Japan’s role in the world has changed dramatically over the decades, from expansionist military empire in the first half of the 20th century to global economic superpower in the 1980s. Although its economy is still the second-largest in the world, the bursting of Japan’s economic bubble in 1990 and its limping economy of the past decade have dimmed the American perception of Japan as a global financial competitor.

Meanwhile, outside the United States, Japan is being viewed as a more neutral, alternative source of entertainment at a time when anti-Americanism is running high.

In Asia, where resentment of Japanese invasions before and during World War II still runs deep and Japanese cultural imports in many countries were banned, Japan’s pop icons have easily overtaken their U.S. counterparts.

A ban in South Korea only increased the cache of Japan’s pop culture among many young South Koreans, and created a huge black market in Seoul for Japanese magazines, comics, music and films.
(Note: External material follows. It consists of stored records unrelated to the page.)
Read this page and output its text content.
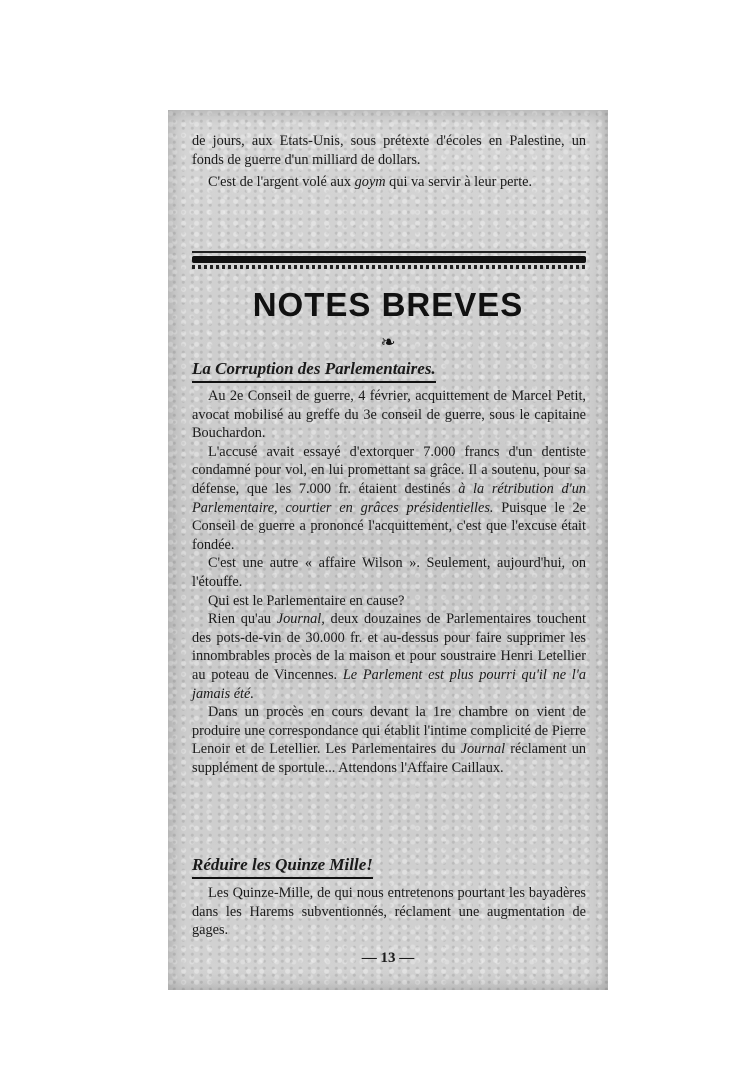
de jours, aux Etats-Unis, sous prétexte d'écoles en Palestine, un fonds de guerre d'un milliard de dollars.

C'est de l'argent volé aux goym qui va servir à leur perte.

NOTES BREVES
❧
La Corruption des Parlementaires.

Au 2e Conseil de guerre, 4 février, acquittement de Marcel Petit, avocat mobilisé au greffe du 3e conseil de guerre, sous le capitaine Bouchardon.

L'accusé avait essayé d'extorquer 7.000 francs d'un dentiste condamné pour vol, en lui promettant sa grâce. Il a soutenu, pour sa défense, que les 7.000 fr. étaient destinés à la rétribution d'un Parlementaire, courtier en grâces présidentielles. Puisque le 2e Conseil de guerre a prononcé l'acquittement, c'est que l'excuse était fondée.

C'est une autre « affaire Wilson ». Seulement, aujourd'hui, on l'étouffe.

Qui est le Parlementaire en cause?

Rien qu'au Journal, deux douzaines de Parlementaires touchent des pots-de-vin de 30.000 fr. et au-dessus pour faire supprimer les innombrables procès de la maison et pour soustraire Henri Letellier au poteau de Vincennes. Le Parlement est plus pourri qu'il ne l'a jamais été.

Dans un procès en cours devant la 1re chambre on vient de produire une correspondance qui établit l'intime complicité de Pierre Lenoir et de Letellier. Les Parlementaires du Journal réclament un supplément de sportule... Attendons l'Affaire Caillaux.

Réduire les Quinze Mille!

Les Quinze-Mille, de qui nous entretenons pourtant les bayadères dans les Harems subventionnés, réclament une augmentation de gages.

— 13 —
As the two nations have moved toward closer ties in recent years, those restrictions have gradually loosened, with the ban scheduled to be completely lifted in 2004.
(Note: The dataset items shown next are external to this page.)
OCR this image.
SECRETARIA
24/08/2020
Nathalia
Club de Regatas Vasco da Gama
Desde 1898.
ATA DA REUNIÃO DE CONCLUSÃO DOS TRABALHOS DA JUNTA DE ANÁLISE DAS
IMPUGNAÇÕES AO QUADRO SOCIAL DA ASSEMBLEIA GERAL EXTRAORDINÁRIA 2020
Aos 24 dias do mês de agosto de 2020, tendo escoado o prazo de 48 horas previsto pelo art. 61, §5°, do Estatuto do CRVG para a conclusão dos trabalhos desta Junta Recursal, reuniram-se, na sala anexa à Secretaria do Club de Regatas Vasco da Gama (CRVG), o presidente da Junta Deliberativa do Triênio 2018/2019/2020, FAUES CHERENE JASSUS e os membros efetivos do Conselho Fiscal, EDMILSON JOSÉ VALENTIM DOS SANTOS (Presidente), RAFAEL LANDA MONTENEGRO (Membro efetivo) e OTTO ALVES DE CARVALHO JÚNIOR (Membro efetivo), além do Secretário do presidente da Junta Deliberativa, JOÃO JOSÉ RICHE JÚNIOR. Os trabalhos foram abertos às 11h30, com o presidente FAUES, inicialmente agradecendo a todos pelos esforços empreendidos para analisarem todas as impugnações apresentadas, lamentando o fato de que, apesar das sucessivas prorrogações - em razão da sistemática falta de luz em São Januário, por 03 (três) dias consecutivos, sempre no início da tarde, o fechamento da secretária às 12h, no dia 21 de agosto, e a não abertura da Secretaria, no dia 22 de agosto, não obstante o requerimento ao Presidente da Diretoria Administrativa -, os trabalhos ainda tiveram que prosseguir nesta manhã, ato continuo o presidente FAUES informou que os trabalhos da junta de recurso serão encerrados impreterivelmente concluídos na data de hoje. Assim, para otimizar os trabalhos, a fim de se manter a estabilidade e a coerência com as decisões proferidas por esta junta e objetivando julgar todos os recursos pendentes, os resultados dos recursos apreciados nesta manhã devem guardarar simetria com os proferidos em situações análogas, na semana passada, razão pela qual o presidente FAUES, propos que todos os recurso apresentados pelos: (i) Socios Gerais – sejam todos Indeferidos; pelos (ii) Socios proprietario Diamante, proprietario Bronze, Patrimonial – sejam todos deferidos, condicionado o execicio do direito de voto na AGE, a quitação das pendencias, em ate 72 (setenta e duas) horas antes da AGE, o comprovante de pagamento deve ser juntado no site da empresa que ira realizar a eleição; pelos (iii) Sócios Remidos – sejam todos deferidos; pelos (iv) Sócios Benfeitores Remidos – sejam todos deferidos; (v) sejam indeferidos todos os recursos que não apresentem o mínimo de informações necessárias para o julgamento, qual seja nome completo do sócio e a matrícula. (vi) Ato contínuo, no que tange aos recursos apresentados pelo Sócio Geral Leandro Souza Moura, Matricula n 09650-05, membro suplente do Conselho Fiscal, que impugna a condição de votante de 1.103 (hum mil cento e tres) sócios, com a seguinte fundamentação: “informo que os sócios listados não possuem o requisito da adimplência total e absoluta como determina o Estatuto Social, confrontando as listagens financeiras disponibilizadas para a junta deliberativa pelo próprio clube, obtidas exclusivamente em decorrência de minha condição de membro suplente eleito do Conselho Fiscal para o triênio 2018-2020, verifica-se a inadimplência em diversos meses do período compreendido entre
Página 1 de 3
Across East Asia, J-pop — a cuter, softer and Japanized version of American pop — rules supreme. Groups such as Kinki Kids and Glay, both Japanese boy bands, have topped the charts in Taiwan, China and Hong Kong. Despite the still-frosty relations between Japan and China, Glay played to one of their largest crowds ever in October 2002 in Beijing, luring a sold-out audience of 35,000.

“Japan led the funk and punk culture of the young generation,” said Karl Hwang, a Seoul-based Korean entertainment-industry analyst. “For Korean kids, coming out of the military era, Japanese culture was full of those things that Koreans were deprived of. The Japanese successfully transformed Western culture into their own. And for Koreans and other Asians, the similarity in appearance helped us accept Japanized Western culture rather than directly copying Western culture. Take blue jeans for example. Japanese made blue jeans are much more comfortable in size, fit and design for Koreans than U.S.-made jeans.”

Critics say that Japan is merely a cultural prism, absorbing influences from abroad and reflecting them back, albeit altered to Japanese taste. But many say that it is precisely the attraction.

“Japanese culture absorbs things, but then puts a different interpretation to it,” said Naoki Takizawa, a top designer for the fashion house of Issey Miyake. “Some people may say that we don’t correctly understand the history of what has come from overseas. But we attach a different creativeness to things . . . our own sense of beauty. If you take a look at Shibuya, you see an energetic performance going on there, all the girls who want to be like dolls, like characters [in anime]. . . . Japan is a creative culture and the world is beginning to understand that.”